The way I'm looking at our current situation is this: I spent my whole career and much of my free time learning to become a great furniture maker, and I take a lot of pleasure producing functional and elegant items. Now someone has handed me some power tools. I can mourn the loss of care and love that goes into hand-crafting something, but I can also learn to use the tools to crank out the good-enough cabinets that my employer wants me to make, focussing on the more abstract elements of the craft and doing less of the laborious stuff. I think I can still take pleasure and pride in my work in this way, and personally I find the design aspect of software development to be a lot of fun. I can still hand-craft things sometimes too; there will no doubt always be important difficult parts of a project that would take as long to describe to an LLM as they would to write by hand, at least for those of us with sufficient experience of the latter.

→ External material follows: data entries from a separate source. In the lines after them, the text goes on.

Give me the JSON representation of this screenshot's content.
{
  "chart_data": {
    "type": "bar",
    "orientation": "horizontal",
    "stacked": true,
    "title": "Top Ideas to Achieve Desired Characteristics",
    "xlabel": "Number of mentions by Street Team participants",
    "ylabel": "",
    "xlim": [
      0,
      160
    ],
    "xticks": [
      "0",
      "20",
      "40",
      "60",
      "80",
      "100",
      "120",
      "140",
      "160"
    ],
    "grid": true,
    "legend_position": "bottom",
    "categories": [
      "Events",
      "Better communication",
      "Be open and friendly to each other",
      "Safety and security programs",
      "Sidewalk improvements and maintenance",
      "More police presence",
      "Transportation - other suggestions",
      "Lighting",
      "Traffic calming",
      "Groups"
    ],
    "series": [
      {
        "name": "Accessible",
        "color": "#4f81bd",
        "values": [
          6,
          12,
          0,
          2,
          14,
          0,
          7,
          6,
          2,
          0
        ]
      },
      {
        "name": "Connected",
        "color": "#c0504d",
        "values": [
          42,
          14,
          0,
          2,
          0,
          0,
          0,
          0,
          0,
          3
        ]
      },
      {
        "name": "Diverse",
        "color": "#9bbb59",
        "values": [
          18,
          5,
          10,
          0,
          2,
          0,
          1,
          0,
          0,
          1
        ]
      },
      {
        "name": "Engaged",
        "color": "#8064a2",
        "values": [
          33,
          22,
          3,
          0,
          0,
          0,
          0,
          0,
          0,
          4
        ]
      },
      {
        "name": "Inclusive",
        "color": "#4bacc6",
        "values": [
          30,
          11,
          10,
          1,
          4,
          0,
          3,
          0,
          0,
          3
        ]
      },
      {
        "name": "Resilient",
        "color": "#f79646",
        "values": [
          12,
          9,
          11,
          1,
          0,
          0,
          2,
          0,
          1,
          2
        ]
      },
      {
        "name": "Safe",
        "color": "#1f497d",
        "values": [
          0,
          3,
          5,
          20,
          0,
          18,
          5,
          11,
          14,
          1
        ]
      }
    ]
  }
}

I can also, hopefully, finally knock out some of those side projects that I have had on my list for many years but never had time to make. I would prefer that those things existed in a less than perfect state, than that they were perfect but only in my head :-)


> It's even more depressing to see folks on HACKER news boost the "programming never mattered" mentality that's taken hold these last few years.

No, it's more like some folks like me are passionate about building/creating things that are useful or enjoyable, not about the tooling itself. I learned to use computers because I wanted to make things with them, like music. I got into programming because I wanted to create video games and apps. I enjoy programming because I'm passionate about the end result, but not about programming itself. Look at other engineering disciplines, do civil engineers complain that they are not paving the roads themselves?

I don't find it's a new mentality on Hacker News, to me it was always about broadening the hacker mentality outside of programming. Maybe it's more like the Venn diagram of people passionate about computers and programming for the sake of it and software engineers and builders used to completely overlap, but it is starting to drift, so the fact that we belong to different crowd is becoming more apparent.


Well as depressing as it is, check out the 2024 and 2025 YC batches. Guess how many of them are “ai” something or other? It’s never been about “hackers”. Not a single founder who takes VC funding is thinking about a sustainable business - at least their investors aren’t - they are hoping for the “exit”.

It’s always been jello. I at 51 can wax poetically about the good old days or I can keep doing what I need to do to keep money appearing in my account.